Created 06-06-2016 08:19 AM
Bulk upload? In that case an edge node with hadoop client and run hadoop fs -put commands. You can expect about 300GB/h for each hadoop put into HDFS. However you can parallelize the commands. I.e. if you have multiple files you can run multiple puts in parallel ( Essentially till you saturate the internal network of the cluster or the reading of the files from the local/network storage. )
A little bash or python script will normally do the trick. Nifi will work too obviously and might provide some retry/error handling that you would otherwise have to code yourself so it depends a bit on your requirements.
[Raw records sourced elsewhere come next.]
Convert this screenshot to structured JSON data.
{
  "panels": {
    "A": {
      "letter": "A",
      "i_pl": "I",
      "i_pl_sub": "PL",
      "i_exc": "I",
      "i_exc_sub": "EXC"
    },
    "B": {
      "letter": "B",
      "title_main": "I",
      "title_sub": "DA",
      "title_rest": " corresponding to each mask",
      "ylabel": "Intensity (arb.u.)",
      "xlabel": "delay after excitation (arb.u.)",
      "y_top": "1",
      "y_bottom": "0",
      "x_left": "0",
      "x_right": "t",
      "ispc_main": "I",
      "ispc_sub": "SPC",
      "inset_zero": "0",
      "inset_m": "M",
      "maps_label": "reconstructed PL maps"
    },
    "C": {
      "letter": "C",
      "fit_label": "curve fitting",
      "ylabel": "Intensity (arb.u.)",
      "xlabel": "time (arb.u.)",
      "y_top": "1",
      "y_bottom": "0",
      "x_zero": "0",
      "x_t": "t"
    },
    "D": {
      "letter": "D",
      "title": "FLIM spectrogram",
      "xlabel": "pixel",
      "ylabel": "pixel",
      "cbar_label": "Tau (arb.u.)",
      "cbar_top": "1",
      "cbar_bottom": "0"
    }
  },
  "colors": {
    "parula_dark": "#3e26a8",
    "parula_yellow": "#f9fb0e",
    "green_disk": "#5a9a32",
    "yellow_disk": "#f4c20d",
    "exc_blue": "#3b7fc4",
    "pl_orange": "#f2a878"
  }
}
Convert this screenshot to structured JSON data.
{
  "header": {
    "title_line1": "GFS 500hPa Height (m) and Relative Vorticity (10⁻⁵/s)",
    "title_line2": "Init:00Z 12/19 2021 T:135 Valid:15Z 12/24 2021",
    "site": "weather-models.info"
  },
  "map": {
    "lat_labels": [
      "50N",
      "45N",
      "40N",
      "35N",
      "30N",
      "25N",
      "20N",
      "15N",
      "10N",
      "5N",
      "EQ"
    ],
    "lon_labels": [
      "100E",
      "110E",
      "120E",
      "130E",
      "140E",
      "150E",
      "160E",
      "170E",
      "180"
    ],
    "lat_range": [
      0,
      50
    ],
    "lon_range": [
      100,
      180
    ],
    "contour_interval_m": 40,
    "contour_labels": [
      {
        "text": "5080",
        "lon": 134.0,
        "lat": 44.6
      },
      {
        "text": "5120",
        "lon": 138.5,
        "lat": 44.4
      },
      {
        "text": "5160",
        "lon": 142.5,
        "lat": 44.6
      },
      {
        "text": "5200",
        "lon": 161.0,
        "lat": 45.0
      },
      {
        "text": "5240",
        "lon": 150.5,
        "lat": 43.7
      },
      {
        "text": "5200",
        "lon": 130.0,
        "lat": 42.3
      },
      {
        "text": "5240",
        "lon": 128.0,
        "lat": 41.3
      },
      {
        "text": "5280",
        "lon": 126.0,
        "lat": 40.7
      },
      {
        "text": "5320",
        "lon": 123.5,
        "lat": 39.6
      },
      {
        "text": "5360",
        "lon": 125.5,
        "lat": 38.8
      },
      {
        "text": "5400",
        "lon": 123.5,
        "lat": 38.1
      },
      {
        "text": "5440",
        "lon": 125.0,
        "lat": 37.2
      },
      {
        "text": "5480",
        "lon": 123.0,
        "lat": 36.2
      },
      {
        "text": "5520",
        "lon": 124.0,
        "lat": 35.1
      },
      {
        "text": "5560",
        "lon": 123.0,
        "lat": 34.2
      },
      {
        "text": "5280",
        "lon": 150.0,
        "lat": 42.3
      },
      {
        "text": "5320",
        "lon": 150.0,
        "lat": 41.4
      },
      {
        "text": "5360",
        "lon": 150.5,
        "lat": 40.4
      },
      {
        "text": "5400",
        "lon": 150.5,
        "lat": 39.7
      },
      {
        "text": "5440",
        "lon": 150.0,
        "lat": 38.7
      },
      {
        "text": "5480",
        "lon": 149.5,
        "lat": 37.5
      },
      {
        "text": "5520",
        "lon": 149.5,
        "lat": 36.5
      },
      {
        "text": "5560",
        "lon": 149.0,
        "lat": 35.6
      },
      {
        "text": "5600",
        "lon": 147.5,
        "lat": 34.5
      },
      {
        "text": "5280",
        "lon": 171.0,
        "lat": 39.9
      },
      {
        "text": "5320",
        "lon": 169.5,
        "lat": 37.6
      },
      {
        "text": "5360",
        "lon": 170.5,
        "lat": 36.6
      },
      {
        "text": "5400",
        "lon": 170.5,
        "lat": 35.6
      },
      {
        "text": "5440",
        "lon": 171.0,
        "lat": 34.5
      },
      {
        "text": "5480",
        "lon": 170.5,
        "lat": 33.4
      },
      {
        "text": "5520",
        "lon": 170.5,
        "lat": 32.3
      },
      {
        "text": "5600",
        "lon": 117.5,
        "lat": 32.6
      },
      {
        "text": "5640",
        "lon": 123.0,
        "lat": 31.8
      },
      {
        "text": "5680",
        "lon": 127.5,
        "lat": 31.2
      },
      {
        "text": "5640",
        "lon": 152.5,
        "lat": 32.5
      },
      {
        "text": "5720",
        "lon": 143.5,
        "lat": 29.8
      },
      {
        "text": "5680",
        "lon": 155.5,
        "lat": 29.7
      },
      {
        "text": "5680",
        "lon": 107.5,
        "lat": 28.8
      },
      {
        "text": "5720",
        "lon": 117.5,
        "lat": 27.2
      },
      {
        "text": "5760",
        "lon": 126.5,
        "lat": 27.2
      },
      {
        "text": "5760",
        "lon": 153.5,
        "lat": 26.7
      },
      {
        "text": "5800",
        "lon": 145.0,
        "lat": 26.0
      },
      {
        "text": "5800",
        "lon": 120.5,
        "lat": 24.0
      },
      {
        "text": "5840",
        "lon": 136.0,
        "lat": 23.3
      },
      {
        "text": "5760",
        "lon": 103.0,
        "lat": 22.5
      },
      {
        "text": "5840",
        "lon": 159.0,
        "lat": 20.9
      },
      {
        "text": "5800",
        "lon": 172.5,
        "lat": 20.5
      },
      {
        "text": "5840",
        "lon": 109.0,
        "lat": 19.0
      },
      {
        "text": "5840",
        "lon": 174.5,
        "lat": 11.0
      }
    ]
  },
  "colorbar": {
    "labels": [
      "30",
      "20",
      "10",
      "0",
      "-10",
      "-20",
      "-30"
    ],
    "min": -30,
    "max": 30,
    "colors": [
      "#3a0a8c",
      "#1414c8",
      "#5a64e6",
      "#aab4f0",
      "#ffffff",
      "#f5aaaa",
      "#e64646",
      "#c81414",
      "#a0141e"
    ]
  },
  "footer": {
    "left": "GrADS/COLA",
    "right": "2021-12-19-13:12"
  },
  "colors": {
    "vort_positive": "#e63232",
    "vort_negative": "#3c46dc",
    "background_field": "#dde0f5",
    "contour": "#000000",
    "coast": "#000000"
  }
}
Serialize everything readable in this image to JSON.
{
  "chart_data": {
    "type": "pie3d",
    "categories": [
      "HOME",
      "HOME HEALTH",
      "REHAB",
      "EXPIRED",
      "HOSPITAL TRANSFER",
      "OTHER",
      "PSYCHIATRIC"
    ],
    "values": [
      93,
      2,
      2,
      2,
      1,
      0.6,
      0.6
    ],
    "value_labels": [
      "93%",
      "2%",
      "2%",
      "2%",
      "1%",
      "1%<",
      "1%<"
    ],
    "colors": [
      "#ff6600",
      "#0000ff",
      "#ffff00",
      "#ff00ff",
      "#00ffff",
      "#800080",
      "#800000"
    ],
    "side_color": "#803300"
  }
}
Created 06-06-2016 07:24 AM
I will suggest you to try nifi PutHDFS, more on this you can find here
https://community.hortonworks.com/articles/7999/apache-nifi-part-1-introduction.html
Created 06-06-2016 08:19 AM
Bulk upload? In that case an edge node with hadoop client and run hadoop fs -put commands. You can expect about 300GB/h for each hadoop put into HDFS. However you can parallelize the commands. I.e. if you have multiple files you can run multiple puts in parallel ( Essentially till you saturate the internal network of the cluster or the reading of the files from the local/network storage. )
A little bash or python script will normally do the trick. Nifi will work too obviously and might provide some retry/error handling that you would otherwise have to code yourself so it depends a bit on your requirements.
Created 06-06-2016 08:45 AM
Thanks Benjamin.Yes It is bulk upload.